# Acer Aspire 5532 - Black Screen



## dnpainting (Aug 12, 2011)

Good evening everyone, I am trying to repair a friends laptop that has a blank screen. When you power it on, the power light comes on, and the fan spins for about 5 seconds or so. I also tried putting in a windows cd in the drive in which it will spin for about 20 seconds before stopping. I downloaded a SM and removed harware 1 piece at a time with known good harware. This included, DVD/CD rom, LAN, Ram Memory, Hard Drive and monitor (while having an external hooked up). I also tried leaving the display hooked up and using an external monitor in which when I turned on the external, it went into sleep mode instantly. I called Acer support in which this is no longer under warantee and they told me a few things to try but nothing worked. They also said that it sounds like a harware issue and would cost 2 hundred + shipping to fix. I tried to flash the bios but it appears as if the USB ports are not working. I also went ahead and ordered a used processor for it to see if that would be the problem. 

the program it is running is Windows 7 Home.

Any help with this would be great.


----------



## dnpainting (Aug 12, 2011)

Sorry, I didn't see "Laptop Support" 
Moderator, can you please move to laptop support?

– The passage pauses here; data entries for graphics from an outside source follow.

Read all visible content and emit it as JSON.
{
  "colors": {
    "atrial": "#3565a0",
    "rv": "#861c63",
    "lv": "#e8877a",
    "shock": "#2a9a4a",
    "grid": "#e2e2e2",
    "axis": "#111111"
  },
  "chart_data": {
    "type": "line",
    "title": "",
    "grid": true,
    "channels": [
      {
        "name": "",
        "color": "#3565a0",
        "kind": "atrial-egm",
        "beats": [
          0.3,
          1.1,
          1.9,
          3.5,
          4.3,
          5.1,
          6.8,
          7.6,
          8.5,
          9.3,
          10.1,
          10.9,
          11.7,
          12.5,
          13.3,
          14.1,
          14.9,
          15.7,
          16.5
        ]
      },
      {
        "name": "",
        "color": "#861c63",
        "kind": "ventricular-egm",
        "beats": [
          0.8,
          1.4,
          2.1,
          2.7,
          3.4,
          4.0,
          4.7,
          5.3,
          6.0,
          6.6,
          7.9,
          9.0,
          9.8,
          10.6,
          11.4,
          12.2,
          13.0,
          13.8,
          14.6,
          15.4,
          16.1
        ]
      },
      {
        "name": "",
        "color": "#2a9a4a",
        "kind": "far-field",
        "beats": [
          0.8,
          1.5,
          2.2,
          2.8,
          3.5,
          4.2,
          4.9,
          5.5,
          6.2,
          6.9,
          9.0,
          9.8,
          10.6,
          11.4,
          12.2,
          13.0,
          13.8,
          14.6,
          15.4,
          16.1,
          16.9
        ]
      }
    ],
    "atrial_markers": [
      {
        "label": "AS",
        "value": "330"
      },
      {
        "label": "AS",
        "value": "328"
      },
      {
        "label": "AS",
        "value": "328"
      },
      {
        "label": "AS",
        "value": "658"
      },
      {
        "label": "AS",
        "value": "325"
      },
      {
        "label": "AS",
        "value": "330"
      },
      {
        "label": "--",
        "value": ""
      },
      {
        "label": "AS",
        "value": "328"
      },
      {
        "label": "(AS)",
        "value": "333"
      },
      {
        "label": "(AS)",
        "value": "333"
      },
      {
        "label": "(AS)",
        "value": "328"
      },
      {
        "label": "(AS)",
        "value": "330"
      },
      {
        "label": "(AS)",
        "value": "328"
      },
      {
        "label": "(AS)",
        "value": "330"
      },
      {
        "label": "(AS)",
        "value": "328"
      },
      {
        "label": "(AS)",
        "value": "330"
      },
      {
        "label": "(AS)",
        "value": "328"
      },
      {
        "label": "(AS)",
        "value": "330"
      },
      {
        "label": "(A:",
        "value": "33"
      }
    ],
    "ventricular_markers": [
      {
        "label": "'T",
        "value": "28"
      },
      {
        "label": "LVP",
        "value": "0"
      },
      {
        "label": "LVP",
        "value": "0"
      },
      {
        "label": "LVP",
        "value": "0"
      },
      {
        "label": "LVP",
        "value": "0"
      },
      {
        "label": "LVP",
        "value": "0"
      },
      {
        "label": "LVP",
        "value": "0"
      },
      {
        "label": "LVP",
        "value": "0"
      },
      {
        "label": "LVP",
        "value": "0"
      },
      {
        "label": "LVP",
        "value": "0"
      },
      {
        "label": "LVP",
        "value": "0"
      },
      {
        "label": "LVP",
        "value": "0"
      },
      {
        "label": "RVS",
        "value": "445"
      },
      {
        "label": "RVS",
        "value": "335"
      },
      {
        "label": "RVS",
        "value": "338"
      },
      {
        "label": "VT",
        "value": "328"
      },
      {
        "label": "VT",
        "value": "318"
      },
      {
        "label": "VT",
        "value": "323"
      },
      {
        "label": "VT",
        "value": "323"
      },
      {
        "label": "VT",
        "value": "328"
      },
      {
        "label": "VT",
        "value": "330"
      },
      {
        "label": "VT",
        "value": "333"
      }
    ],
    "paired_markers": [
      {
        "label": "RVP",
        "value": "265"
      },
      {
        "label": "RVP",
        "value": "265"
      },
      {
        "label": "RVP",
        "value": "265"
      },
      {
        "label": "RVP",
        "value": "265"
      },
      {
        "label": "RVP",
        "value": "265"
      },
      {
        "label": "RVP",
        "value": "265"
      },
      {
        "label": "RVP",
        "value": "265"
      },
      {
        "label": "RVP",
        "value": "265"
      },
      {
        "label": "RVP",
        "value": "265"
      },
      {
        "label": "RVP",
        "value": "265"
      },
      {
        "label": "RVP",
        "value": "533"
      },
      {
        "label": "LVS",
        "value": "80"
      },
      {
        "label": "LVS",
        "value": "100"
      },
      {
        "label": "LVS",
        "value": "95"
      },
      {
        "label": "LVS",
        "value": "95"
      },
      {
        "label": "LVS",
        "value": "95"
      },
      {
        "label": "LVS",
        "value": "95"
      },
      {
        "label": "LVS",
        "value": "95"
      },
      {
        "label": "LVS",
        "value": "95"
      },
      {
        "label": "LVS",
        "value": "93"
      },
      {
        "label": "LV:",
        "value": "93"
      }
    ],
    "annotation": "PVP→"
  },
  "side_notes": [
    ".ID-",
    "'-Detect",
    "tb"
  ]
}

Thank you!


----------



## dnpainting (Aug 12, 2011)

I just remembered something about when I started troubleshooting this, when I opened up the memory bank door, the RAM closest to the door was dis-engaged, but not hanging out of the bank. I asked the owner if this was dropped and she said not to her knowledge. She said that her dad was using it and was online when all of a sudden, the screen went out and nothing but power light was on. If that helps any.

Thank you


----------



## oscer1 (Jan 27, 2010)

hi dnpainting,

take a run at this thread. http://www.techsupportforum.com/forums/f108/black-screen-issues-and-troubleshooting-498132.html


----------



## dnpainting (Aug 12, 2011)

Thanks Oscer1, I just got finished with doing all of that. Even replaced the CPU. the owners arent going to want to go any further on it. I removed all the hardware 1 by 1, found a CPU (Refurbished) on ebay for cheap and that is not the issue either. 

Going to bed, will have a final look tomorrow. Thanks again

David


----------



## oscer1 (Jan 27, 2010)

your welcome, post back you conclusion.


----------